Critic’s Rating : 2.0 / 5
Viruman Movie Review : Actors make this generic rural drama a passable affair
Viruman Movie Review: With Viruman, director Muthiah is back with yet another action drama set in the hinterlands of south Tamil Nadu. This time, he choses to centre his plot around the relationship between a father and his son. The film begins with a boy chasing his father, Muthupandi (Prakash Raj), a tahsildar, with a knife in hand. We learn that the man is responsible for the death of his wife (Saranya Ponvannan), which is why the son is in a murderous rage, and doesn’t even want to live with him. And years later, as a young man, Viruman (Karthi, who effortlessly steps into a role that’s more like a Paruthiveeran Lite ) is keen on making his father pay.
On the surface, the story of Viruman does possess the tension needed for an emotional drama, but Muthiah’s generic writing never lets the film from being anything more than something that’s barely watchable. The screenplay is not only formulaic, but also conveniently written that we are able to predict plot developments even when they are a mile away. Every time a conflict shows promise of lending some edge to this familiar tale, Muthiah resolves it in the next few scenes. Take the initial scenes with the female lead, Thaenu (Aditi Shankar, making a confident debut). She is shown as someone who is affectionate towards Muthupandi, even though he is a man who is hard to like. We think this equation between them would pose a challenge to Viruman, who has fallen for her and wants to marry her, but in just a couple of scenes, we see the character shifting her allegiance, thanks to a convenient plot development. A sub-plot involving friction between Viruman and a MLA (GM Sundar) is also resolved in similarly easy manner.

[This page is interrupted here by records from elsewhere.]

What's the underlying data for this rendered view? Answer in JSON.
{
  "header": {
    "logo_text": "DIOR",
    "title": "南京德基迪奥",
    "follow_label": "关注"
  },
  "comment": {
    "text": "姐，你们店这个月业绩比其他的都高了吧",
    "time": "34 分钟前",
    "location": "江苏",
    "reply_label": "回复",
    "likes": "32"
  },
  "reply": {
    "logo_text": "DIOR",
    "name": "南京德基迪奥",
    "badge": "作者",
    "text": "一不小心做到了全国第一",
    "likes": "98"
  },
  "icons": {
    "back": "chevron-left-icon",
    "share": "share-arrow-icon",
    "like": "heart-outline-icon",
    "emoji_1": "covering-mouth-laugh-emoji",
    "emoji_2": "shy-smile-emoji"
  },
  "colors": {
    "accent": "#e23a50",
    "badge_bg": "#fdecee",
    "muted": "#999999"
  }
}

The portions that work are mainly due to the actors, who infuse one-dimensionally written characters with flesh and blood. Like Prakash Raj, who makes us see past Muniyandi’s negative qualities and turns him into someone who could be given a chance at redemption, especially in the final portions. Raj Kiran and Karunas lend respectability to purely functional roles while Soori manages to crack a few one-liners that hit their spot and make us smile. On the technical side, there is basic proficiency, but even these feel generic – Selvakumar SK’s visuals have the oft-seen colour palette found in contemporary rural films while Yuvan Shankar Raja contributes with a couple of catchy songs and a score that just about works.